Day 8 of 100DaysOfSpec, 2.4 Common Microsyntaxes

I am reading and taking notes on the HTML specifications for 100 days as part of #The100DayProject. Read the initial intent/backstory. I am a Microsoft employee but all opinions, comments, etc on this site are my own. I do not speak on behalf of my employer, and thus no comments should be taken as representative of Microsoft’s official opinion of the spec. Subsections not listed below were read without comment.

Today’s reading demonstrates how UAs should handle and format different types of data.

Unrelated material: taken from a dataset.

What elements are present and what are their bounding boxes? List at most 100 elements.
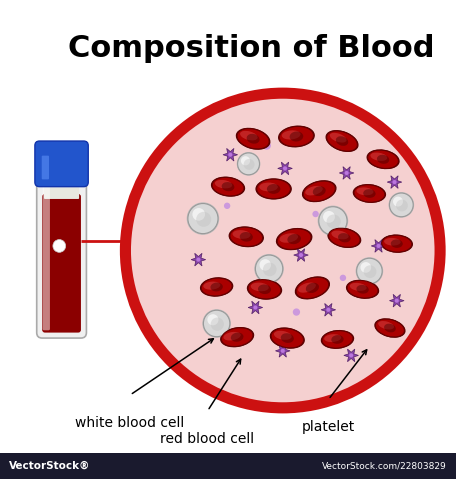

2.4.1 Common parser idioms

So many space characters: U+0020 SPACE, “tab” (U+0009), “LF” (U+000A), “FF” (U+000C), and “CR” (U+000D). Having trouble figuring out what these different spaces actually are…

2.4.2 Boolean attributes

You can’t have “true” and “false” on a boolean attribute. It is simply whether the attribute exists or not. If the attribute does exist, its value (when checking for expected/standard values) is case-sensitive and can’t have leading or trailing whitespace.

2.4.3 Keywords and enumerated attributes

Enumerated attributes can take as their value a keyword from a specified list. Each of those keywords represents a “state”. There can be some overlaps as to which has which state; non-conforming values so old sites don’t break; and two default values: an “invalid” default and a “missing value” default.

Again, in order to match an expected value, the keyword is case-sensitive and can’t have extraneous white spaces.

“The empty string can be a valid keyword.”

2.4.4 Numbers

The spec is very specific about what a negative number is.